# My small shop - CNC mill



## vaffel (Jul 8, 2012)

Hi!

Here are some pictures of my small hobby shop in my basement. The CNC mill is home made, and the video below shows some of the setup while milling a small vacuum table! Effective milling area is about 1200x800x250mm, and most of it is home made, except for the important stuff like rails, ball screws and electronics.

[ame]http://www.youtube.com/watch?v=DkGoQIovpU0[/ame]

I'm also waiting for a Warco WM250VF lathe being shipped from Warco. Its the new version with cross feed ;D Can't wait!!


----------



## kjk (Jul 8, 2012)

I like the look of your cnc machine. Is it an original design, or did you build it from commercially available plans?


----------



## vaffel (Jul 8, 2012)

Thanks!!

Me and my friend designed it from scratch - drawing most parts up in CAD first. A lot of the custom made parts are made with my friends CNC mill.


----------



## Herbiev (Jul 9, 2012)

Very nice unit. Thanks for sharing


----------



## dsquire (Jul 9, 2012)

vaffel

Welcome to HMEM. Thanks for sharing some pictures of your shop with us.

I watched your video and it certainly looks like it is doing a fine job. From what I can see in the picture it looks to be built pretty solid. What are you using for a spindle/power?

When you have the time it would be appreciated if you could go to http://www.homemodelenginemachinist.com/index.php?board=1.0
and make an introductory post telling us a bit about yourself, where you are from and what your hobbies, likes and dislikes are.

I hope you enjoy the forum and if you have any questions just ask as there is always someone around to answer or at least give an opinion.
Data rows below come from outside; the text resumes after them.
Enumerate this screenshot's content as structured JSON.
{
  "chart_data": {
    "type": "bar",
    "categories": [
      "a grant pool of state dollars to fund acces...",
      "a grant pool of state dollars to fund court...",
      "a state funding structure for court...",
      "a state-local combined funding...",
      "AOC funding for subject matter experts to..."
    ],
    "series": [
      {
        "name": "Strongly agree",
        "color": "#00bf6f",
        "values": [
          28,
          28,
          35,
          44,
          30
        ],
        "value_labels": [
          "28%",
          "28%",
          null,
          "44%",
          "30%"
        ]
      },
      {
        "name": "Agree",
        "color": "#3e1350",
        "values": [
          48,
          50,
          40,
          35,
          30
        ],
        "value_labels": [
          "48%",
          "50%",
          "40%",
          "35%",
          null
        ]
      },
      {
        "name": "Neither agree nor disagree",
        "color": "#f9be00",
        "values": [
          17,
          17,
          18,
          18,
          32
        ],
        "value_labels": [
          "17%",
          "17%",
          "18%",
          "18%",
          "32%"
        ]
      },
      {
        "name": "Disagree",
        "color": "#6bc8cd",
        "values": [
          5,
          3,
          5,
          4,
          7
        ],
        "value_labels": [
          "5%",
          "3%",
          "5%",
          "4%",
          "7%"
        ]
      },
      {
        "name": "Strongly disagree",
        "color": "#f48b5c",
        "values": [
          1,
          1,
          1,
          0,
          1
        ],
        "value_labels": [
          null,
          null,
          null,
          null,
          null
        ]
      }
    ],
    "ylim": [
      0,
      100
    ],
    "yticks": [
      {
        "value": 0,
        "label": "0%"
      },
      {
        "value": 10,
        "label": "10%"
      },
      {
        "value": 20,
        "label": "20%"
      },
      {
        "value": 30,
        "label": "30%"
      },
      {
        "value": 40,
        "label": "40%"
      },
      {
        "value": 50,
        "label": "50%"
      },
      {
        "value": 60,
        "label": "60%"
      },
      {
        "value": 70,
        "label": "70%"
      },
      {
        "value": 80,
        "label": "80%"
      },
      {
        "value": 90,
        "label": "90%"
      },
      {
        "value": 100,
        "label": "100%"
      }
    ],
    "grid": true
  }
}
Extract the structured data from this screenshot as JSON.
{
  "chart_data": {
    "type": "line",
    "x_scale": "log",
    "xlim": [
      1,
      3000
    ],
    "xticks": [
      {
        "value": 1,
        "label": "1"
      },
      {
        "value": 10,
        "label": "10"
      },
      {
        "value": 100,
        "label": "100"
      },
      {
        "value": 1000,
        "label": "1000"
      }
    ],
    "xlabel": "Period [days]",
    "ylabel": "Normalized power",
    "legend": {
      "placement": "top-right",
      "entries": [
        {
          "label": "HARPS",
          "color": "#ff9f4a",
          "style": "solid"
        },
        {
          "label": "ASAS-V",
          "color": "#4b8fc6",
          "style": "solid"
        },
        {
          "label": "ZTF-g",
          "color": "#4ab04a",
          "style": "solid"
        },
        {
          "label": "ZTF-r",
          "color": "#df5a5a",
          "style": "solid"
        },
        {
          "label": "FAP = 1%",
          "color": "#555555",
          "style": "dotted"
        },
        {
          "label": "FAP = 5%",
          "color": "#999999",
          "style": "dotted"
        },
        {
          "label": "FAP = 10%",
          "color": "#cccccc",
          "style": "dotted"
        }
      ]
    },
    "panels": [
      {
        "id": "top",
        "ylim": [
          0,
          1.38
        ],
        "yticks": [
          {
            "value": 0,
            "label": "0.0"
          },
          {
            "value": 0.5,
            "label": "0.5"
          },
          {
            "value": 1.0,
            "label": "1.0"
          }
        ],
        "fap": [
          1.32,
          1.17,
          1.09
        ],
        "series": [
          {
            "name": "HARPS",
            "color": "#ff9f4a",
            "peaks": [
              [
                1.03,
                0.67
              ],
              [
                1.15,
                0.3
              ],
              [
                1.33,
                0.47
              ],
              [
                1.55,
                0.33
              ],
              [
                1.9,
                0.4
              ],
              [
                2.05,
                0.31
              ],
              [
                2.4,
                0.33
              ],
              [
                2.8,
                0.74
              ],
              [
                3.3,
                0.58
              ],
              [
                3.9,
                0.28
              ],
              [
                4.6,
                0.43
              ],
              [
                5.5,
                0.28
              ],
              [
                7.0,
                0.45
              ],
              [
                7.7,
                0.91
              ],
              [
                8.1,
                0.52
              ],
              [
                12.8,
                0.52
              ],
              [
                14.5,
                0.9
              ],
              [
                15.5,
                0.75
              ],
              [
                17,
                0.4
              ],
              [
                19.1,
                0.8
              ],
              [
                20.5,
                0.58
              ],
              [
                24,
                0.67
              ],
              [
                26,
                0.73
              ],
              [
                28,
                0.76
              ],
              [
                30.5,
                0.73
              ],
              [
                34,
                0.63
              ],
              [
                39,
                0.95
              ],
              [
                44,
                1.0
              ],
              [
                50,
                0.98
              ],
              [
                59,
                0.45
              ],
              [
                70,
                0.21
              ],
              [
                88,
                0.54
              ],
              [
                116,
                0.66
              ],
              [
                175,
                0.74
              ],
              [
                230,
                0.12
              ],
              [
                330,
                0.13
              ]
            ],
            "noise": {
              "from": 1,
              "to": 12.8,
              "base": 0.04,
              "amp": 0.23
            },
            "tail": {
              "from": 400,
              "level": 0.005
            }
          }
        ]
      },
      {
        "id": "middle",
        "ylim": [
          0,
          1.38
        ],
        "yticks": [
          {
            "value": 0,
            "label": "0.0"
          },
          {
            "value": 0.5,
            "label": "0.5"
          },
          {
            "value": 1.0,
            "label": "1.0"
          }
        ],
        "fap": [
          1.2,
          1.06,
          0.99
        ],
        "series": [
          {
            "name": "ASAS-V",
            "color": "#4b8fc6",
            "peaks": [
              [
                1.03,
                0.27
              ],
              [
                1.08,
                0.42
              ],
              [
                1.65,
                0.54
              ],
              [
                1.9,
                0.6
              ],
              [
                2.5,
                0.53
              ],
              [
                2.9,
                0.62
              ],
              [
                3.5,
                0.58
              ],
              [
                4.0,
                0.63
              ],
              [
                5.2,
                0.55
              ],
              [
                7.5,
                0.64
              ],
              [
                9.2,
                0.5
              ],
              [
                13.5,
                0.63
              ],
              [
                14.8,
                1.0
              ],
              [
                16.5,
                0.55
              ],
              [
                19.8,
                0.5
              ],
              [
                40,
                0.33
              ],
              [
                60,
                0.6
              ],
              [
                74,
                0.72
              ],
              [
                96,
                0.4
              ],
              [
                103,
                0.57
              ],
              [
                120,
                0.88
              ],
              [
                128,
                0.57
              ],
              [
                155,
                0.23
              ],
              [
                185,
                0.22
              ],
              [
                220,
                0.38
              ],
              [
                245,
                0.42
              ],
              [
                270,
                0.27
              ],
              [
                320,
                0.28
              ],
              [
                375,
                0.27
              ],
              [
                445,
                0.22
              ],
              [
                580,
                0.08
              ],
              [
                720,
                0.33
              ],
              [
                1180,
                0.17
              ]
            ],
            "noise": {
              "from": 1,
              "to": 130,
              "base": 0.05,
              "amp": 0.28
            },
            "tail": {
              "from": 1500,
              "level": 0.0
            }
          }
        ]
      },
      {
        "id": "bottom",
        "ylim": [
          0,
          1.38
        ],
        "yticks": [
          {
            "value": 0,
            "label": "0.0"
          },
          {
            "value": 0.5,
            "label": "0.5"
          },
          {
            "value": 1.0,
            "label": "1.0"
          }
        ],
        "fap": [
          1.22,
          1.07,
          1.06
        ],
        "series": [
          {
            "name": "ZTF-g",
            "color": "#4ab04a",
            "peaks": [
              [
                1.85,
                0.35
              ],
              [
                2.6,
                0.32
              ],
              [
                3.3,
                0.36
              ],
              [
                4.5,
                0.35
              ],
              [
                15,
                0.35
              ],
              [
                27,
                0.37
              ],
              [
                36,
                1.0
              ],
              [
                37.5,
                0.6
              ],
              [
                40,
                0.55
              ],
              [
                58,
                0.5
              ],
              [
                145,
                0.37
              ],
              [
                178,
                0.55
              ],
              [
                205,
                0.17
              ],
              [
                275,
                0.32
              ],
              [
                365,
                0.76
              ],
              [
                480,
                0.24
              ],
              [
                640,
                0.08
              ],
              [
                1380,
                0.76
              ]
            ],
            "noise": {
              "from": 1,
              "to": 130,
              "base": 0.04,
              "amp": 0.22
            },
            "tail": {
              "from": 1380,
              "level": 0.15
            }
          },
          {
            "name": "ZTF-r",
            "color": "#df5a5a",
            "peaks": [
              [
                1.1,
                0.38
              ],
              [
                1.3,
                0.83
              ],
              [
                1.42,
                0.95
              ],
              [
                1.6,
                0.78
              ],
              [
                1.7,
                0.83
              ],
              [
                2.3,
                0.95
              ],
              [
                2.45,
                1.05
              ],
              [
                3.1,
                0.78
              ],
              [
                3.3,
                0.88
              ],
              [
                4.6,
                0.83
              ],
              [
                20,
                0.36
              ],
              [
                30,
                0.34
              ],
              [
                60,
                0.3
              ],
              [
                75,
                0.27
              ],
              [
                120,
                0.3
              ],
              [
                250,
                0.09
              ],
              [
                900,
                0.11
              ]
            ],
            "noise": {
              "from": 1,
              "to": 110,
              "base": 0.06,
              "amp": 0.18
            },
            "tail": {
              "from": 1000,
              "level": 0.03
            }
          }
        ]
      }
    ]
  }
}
We look forward to your participation in the various forums. :bow:

Cheers 

Don


----------



## vaffel (Jul 9, 2012)

dsquire  said:
			
		

> [...]
> I watched your video and it certainly looks like it is doing a fine job. From what I can see in the picture it looks to be built pretty solid. What are you using for a spindle/power?
> [...]



Thanks for the welcome and nice words! I will make an introductory post. 
The spindle is a chinese (brandless) brushless spindle, 2.2kW, with a matching VFD-drive. It's bought through ebay I think. It's got ER20 collets and operates between 6000 and 24000rpm.

Here are some pictures of the finished product. I still have to drill a hole from the side halfway through to the hole in the middle, tap it, and attach a hose nipple.


----------